Вдвоем с Толей засыпав пшеницу в ковш, женщина любовно стала ее разравнивать. Полоща руки в медных зернышках, она улыбнулась.
- Наскребла кое-как, - сказала не то Толе, не то сама себе. - Как баба на колобок. А вы, спасибо вам, добрый хлопец.
- Ну что вы. - Толя вспомнил о невзятой мерке и, чтоб перевести разговор, спросил, кивнув на пшеницу: - Что, последняя?
- И первая и последняя. Да и та не вся своя. Занимала да, как говорится, по зернышку считала. Ой, такую ли хотелось бы дочке свадьбу справить!..
Снизу поднялся и подошел к ним Алесь-пехотинец.
- Одна живете? - спросил у женщины Толя.
- Почему ж одна? Три девки в хате - друг дружку догоняют. На ленты не успеваешь заработать. Хотя уже и помогают мои девчата - ого!
- А муж!
- Не знаете разве - где? И мужик и сын - оба не вернулись. Сам еще в партизанах загинул, а Мишка аж до Берлина дошел. Пять дён спустя после войны получила: "Помер от тяжких ран"... А все писал: "Ваш сын и братик, гвардии рядовой Михаил Походенько..." Да что ж, не одна я! Привыкла...

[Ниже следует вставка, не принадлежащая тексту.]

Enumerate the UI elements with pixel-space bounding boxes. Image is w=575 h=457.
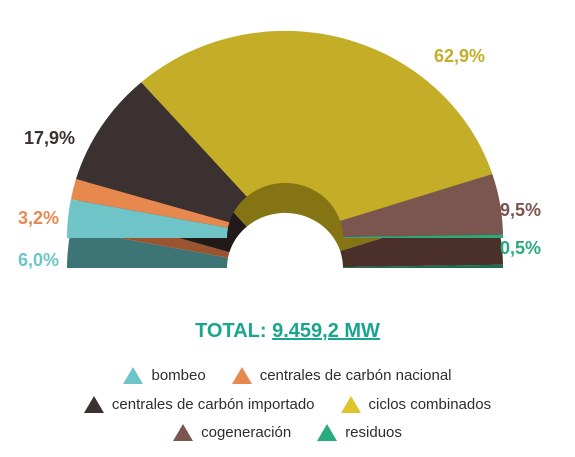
data-label-residuos: 0,5% [500,238,542,258]
triangle-icon [123,367,144,384]
data-label-bombeo: 6,0% [18,250,60,270]
slice-bombeo [67,199,228,238]
legend-item-carbon-importado: centrales de carbón importado [83,396,315,413]
legend-row-2: centrales de carbón importado ciclos com… [0,396,575,413]
data-label-carbon-importado: 17,9% [24,128,76,148]
chart-top-layer [67,30,504,238]
legend-label: bombeo [151,367,206,384]
legend-item-bombeo: bombeo [123,367,206,384]
slice-cogeneracion [340,174,503,238]
slice-depth-residuos [343,264,504,268]
legend-label: ciclos combinados [368,396,492,413]
legend-item-ciclos-combinados: ciclos combinados [340,396,492,413]
slice-ciclos-combinados [141,30,493,221]
legend-item-residuos: residuos [317,424,402,441]
semi-donut-chart [67,30,504,268]
total-prefix: TOTAL: [195,320,273,342]
triangle-icon [173,424,194,441]
slice-carbon-nacional [70,179,230,228]
legend-row-1: bombeo centrales de carbón nacional [0,367,575,384]
triangle-icon [231,367,252,384]
triangle-icon [317,424,338,441]
total-label: TOTAL: 9.459,2 MW [0,320,575,343]
data-label-cogeneracion: 9,5% [500,200,542,220]
data-label-ciclos-combinados: 62,9% [434,46,486,66]
total-value: 9.459,2 MW [272,320,380,342]
slice-residuos [343,234,504,238]
triangle-icon [83,396,104,413]
triangle-icon [340,396,361,413]
legend-label: residuos [345,424,402,441]
data-label-carbon-nacional: 3,2% [18,208,60,228]
slice-depth-bombeo [67,229,228,268]
legend-label: centrales de carbón nacional [259,367,452,384]
legend-label: cogeneración [201,424,292,441]
legend-item-carbon-nacional: centrales de carbón nacional [231,367,452,384]
legend-row-3: cogeneración residuos [0,424,575,441]
legend-label: centrales de carbón importado [111,396,315,413]
slice-carbon-importado [76,82,247,223]
legend-item-cogeneracion: cogeneración [173,424,291,441]
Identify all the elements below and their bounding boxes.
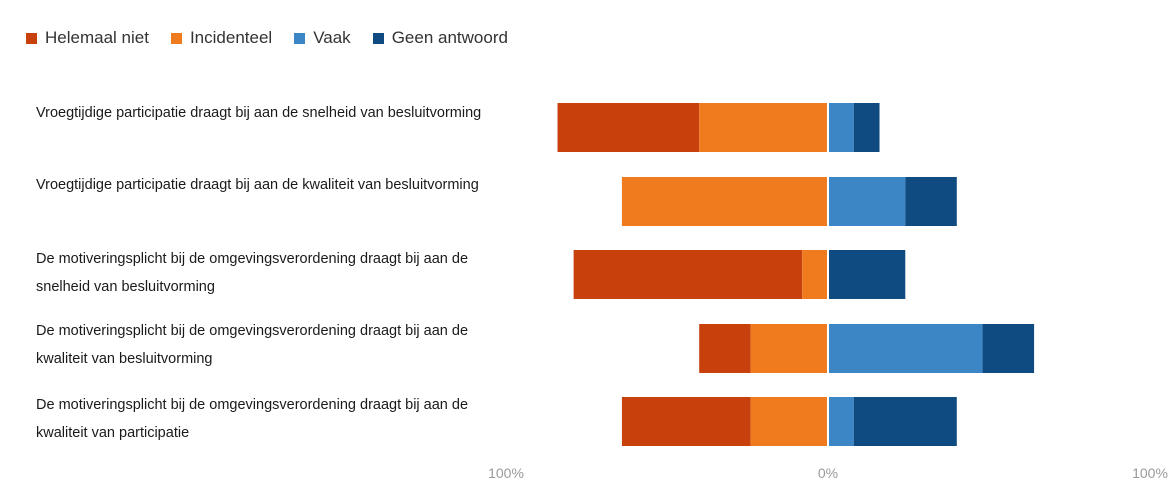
legend-label-incidenteel: Incidenteel <box>189 28 273 47</box>
bar-row-3-incidenteel <box>802 250 828 299</box>
bar-row-5-vaak <box>828 397 854 446</box>
x-tick-label-2: 0% <box>818 465 838 481</box>
bar-row-2-geen-antwoord <box>905 177 957 226</box>
category-label-3: De motiveringsplicht bij de omgevingsver… <box>36 251 469 295</box>
legend-label-vaak: Vaak <box>313 28 351 47</box>
category-label-5: De motiveringsplicht bij de omgevingsver… <box>36 397 469 441</box>
x-tick-label-1: 100% <box>488 465 524 481</box>
bar-row-5-geen-antwoord <box>853 397 957 446</box>
bar-row-3-helemaal-niet <box>573 250 803 299</box>
legend-swatch-helemaal-niet <box>26 32 37 44</box>
legend-swatch-vaak <box>294 32 306 44</box>
x-tick-label-3: 100% <box>1132 465 1168 481</box>
bar-row-1-helemaal-niet <box>557 103 700 152</box>
bar-row-5-incidenteel <box>750 397 828 446</box>
legend-item-geen-antwoord: Geen antwoord <box>372 28 508 48</box>
bar-row-4-incidenteel <box>750 324 828 373</box>
legend-item-vaak: Vaak <box>294 28 351 48</box>
bar-row-1-geen-antwoord <box>853 103 880 152</box>
bar-row-4-helemaal-niet <box>699 324 751 373</box>
legend-swatch-geen-antwoord <box>372 32 384 44</box>
bar-row-4-geen-antwoord <box>982 324 1035 373</box>
category-label-4: De motiveringsplicht bij de omgevingsver… <box>36 323 469 367</box>
bar-row-4-vaak <box>828 324 983 373</box>
bar-row-5-helemaal-niet <box>621 397 751 446</box>
category-label-1: Vroegtijdige participatie draagt bij aan… <box>36 105 482 121</box>
bar-row-1-vaak <box>828 103 854 152</box>
bar-row-1-incidenteel <box>699 103 828 152</box>
category-label-2: Vroegtijdige participatie draagt bij aan… <box>36 177 479 193</box>
legend-item-incidenteel: Incidenteel <box>170 28 273 48</box>
chart-legend: Helemaal niet Incidenteel Vaak Geen antw… <box>26 28 508 48</box>
legend-label-helemaal-niet: Helemaal niet <box>45 28 149 47</box>
legend-label-geen-antwoord: Geen antwoord <box>391 28 508 47</box>
bar-row-2-incidenteel <box>621 177 828 226</box>
bar-row-3-geen-antwoord <box>828 250 906 299</box>
legend-swatch-incidenteel <box>170 32 182 44</box>
legend-item-helemaal-niet: Helemaal niet <box>26 28 149 48</box>
bar-row-2-vaak <box>828 177 906 226</box>
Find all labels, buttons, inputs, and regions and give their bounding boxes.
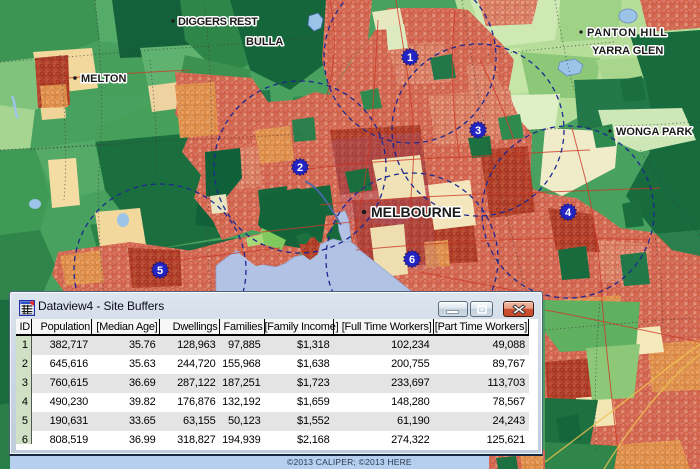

- Так, говорите, плохо у вас в колхозе?
- Не дай боже такой жизни. Люди - как люди, стараются. Да известно, какой хозяин, такая и хата.
- Пьет их Цивунок и день и ночь, - пояснил Алесь.
- И пьет и закусывает. Там их целая бражка.
- Ну, а люди, коли так, чего молчат? - спросил Толя.
- Ой, это у нас мужики такие. А он распустился, ровно дедов кнут, что хочет, то и вытворяет. "Я, говорит, сделаю, так и Москва не переделает. Я, говорит, воевал, я был партизан, партизаном и остался". Герой! Один он воевал! А теперь только с поллитром воюет. Изо дня в день ходит мокрый, хоть ты выжимай. Какой уж тут может быть лад? По двести граммов летось отвалил. Какой же он будет, тот наш трудный день, коли тут не колхоз, а, как говорится, последний год аренды...
- Алесь! - послышался снизу голос мальчика. - Алесь!
- Чего? - нагнулся над жерлом пехотинец.
- Кобыла оторвалась. "Чего"! В речку вон где полезла.
Алесь побежал вниз по ступенькам.
- Напоить позабыл, - с укором покачала головой женщина. - И этот как с чужим. А хлопец справный. Прицепщиком на тракторе. Осенью из армии пришел.
Здесь, на втором этаже, было прохладно и грохот стоял не такой, но внизу лежали непринятые мешки. К тому же Толя вспомнил, что и он давно уже хочет пить.